Overall, the RBNZ delivered a commentary that was easily absorbed by market traders, and economists. The reaction in wholesale rates and FX was textbook. Why? Because markets didn’t move much… and the moves that did occur, were in the right direction. Breman’s take on the world and Kiwi economy failed to meet overzealous calls for rate hikes (just because the Aussies are doing it). Leading into last week’s decision, wholesale rates had glided lower. Positioning was unwound, and the market better balanced. Overeager calls for rate hikes were tempered. And that got wholesale rates lower, by ~5-9bps. That’s a win. And thoughts of a stronger spike in the Kiwi dollar have vanished, at least for now.
In other news, just as things were starting to feel a little quieter out of the US, we were hit with some big developments over the weekend. The U.S. Supreme Court struck down President Trump’s widesweeping reciprocal tariffs, ruling that he had indeed exceeded his authority and misused emergency powers.
Trying to hold his trade agenda together, Trump quickly announced a global 10% tariff on all foreign goods, which a day later, was scribbled out and lifted to 15%. These new baseline tariffs are legal under the 1974 Trade Act, but only for a maximum of 150 days. After that, congressional approval will be needed for anything to remain in place.
From a New Zealand perspective, the blanket 15% is no different from what we were already facing. And as far as we understand at this stage, our beef, kiwifruit, and other key agri exports still appear to be exempt under earlier agreements. Though admittedly there’s still a fair bit of murkiness around the details. Prime Minister, Christopher Luxon, at least seemed to think such exemptions remained when discussing the matter on the Mike Hosking show this morning.
Charts of the Week: Summer spending slows into 2026.
We typically see spending ramp up into the summer holidays. But our Kiwibank electronic card data showed this effect was less pronounced this time around. The silly season kicked off on a good note with the number of transactions in December up 0.4% on last year’s levels. But it seems consumer spending got hit with a bad new year’s hangover in January. The number of transactions in January dropped 2.7% below the overall 2025 monthly average. And compared to last January, transaction volumes were down 2.3%.
The total amount of dollars spent however still rose in both December (+8.6%) and January (+3.7%) when compared to last year. So Kiwi are tapping, swiping, and inserting their cards less, but spending more each time. With the lift in transactions over December, the sharp rise in values likely reflects broader spending strength with bigger trolleys and larger Santa sacks this past Christmas. But January tells a different story. The softer value gain, paired with falling volumes, points to the all than more familiar culprit: higher prices. Inflation has picked up over the past year, and many households are still feeling the squeeze after several years of tight budgets, elevated consumer prices, and expensive credit.
Even though interest rates have fallen significantly over the last year, household budgets remain under pressure.
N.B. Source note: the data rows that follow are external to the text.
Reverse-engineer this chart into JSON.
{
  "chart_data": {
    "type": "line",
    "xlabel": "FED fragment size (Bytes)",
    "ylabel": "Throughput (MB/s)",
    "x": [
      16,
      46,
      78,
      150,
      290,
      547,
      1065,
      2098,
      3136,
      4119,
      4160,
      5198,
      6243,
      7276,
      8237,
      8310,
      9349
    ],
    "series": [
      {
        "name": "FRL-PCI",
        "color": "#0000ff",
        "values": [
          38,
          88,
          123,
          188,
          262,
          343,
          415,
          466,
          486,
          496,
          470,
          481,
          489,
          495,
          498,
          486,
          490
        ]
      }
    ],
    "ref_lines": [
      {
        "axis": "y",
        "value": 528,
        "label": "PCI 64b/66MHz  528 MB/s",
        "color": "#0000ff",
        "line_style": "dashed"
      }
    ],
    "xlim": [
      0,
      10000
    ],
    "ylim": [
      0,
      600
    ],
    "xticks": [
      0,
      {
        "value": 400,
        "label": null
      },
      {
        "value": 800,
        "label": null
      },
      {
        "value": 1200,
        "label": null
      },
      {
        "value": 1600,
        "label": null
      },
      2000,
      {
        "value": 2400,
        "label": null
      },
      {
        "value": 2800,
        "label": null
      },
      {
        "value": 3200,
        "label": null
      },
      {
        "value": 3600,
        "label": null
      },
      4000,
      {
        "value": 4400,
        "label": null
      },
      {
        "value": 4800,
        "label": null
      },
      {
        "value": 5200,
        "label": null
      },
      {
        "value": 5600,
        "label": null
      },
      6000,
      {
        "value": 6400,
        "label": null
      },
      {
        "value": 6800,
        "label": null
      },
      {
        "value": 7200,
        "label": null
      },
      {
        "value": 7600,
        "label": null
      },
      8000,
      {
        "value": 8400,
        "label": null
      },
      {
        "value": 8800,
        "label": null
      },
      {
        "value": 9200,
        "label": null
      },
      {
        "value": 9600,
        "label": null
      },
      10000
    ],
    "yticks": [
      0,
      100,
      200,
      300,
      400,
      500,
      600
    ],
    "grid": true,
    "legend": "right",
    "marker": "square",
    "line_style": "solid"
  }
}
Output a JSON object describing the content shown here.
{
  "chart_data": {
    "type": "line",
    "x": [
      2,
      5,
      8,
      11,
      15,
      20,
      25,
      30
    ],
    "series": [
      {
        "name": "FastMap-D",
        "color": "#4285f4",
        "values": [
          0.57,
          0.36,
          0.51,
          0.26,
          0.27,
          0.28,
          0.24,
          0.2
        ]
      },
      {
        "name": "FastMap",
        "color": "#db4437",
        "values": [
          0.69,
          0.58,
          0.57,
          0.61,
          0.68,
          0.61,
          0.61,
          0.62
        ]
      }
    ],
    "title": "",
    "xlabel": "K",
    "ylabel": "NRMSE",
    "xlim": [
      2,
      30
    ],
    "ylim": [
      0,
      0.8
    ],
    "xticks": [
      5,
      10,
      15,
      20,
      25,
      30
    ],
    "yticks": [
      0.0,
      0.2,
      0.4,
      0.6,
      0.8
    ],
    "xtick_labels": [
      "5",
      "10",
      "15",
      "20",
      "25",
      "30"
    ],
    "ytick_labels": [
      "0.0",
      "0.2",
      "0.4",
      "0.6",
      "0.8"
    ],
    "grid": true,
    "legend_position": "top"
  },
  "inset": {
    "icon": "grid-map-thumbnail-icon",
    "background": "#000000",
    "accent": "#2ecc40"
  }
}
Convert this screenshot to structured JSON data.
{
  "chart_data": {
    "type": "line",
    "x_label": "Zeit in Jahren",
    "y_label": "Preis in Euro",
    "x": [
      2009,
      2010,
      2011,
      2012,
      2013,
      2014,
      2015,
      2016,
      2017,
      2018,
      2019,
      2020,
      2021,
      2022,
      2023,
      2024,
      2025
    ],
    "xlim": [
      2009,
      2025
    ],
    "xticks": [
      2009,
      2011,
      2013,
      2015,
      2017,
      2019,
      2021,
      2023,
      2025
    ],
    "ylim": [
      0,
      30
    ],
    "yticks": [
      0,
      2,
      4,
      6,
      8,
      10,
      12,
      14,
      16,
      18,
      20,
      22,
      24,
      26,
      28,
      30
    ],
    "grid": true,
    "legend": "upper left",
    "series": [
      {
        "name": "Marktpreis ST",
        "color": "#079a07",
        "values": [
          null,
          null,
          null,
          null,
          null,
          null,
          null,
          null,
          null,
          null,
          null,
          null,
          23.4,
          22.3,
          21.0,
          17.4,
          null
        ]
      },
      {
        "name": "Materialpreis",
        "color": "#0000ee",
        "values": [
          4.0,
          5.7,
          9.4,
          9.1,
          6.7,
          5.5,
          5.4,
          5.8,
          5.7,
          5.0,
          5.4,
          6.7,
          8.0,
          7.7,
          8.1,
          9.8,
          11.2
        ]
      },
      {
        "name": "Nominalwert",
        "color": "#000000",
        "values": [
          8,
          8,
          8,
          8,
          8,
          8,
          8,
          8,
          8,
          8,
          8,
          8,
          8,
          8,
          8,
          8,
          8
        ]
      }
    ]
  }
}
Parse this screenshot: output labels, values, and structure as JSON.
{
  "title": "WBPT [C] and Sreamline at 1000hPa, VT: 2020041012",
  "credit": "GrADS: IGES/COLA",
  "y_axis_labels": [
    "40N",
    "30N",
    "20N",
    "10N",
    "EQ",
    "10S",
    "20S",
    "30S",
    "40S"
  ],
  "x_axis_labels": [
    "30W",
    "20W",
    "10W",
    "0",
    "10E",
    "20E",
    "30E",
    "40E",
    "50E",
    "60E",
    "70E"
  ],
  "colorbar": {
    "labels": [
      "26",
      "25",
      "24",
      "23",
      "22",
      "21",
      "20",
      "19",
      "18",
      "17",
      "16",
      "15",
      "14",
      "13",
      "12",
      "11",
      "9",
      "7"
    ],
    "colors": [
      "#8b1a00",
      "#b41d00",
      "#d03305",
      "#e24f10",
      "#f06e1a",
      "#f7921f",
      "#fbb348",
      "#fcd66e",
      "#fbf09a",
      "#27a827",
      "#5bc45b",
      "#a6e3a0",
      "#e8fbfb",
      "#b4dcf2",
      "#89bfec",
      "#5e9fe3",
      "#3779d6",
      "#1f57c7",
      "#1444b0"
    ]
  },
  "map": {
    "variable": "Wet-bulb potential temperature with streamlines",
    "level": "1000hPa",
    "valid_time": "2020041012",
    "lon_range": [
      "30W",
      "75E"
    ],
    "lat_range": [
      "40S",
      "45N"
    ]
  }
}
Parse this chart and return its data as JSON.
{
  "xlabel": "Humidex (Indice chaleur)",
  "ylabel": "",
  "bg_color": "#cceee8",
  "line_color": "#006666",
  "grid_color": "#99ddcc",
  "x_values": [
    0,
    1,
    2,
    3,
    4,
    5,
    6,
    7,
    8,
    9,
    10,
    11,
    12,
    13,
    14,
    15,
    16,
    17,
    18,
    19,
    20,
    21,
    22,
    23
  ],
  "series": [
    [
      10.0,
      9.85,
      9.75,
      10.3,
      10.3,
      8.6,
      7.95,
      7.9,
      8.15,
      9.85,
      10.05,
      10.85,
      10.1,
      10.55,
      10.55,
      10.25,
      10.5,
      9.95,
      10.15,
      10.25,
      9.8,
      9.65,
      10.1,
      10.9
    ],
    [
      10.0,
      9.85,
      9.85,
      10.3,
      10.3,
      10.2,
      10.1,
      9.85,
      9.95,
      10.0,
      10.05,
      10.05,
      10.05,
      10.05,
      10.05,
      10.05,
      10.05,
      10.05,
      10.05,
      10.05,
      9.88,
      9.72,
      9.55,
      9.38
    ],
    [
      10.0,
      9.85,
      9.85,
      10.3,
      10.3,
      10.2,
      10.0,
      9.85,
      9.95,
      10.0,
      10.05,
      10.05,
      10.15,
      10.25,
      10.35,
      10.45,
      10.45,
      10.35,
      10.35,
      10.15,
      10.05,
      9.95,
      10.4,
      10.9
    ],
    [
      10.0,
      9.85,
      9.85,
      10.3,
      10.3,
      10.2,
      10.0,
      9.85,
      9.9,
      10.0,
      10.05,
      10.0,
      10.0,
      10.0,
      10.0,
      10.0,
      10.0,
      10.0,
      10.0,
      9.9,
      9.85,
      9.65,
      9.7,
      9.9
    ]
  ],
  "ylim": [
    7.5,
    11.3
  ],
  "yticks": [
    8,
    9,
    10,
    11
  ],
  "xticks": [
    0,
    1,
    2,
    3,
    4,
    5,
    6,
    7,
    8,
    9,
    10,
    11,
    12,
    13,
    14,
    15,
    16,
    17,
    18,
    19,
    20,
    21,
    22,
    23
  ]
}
Elevated utility costs are continuing to weigh on disposable incomes. And as households have had to spend more on essentials, less has been spent on fun discretionary items. Spending on retail apparel particularly remains in persistent decline. However there are encouraging signs emerging within housing-related spend. Especially in the home-reno space with Kiwi clearly enjoying a summer of DIY. Farmers too became big spenders in December. However, hospitality services were mixed this summer with Kiwi preferring restaurants over cafés. Meanwhile Kiwi travel demand is still broadly in a downtrend.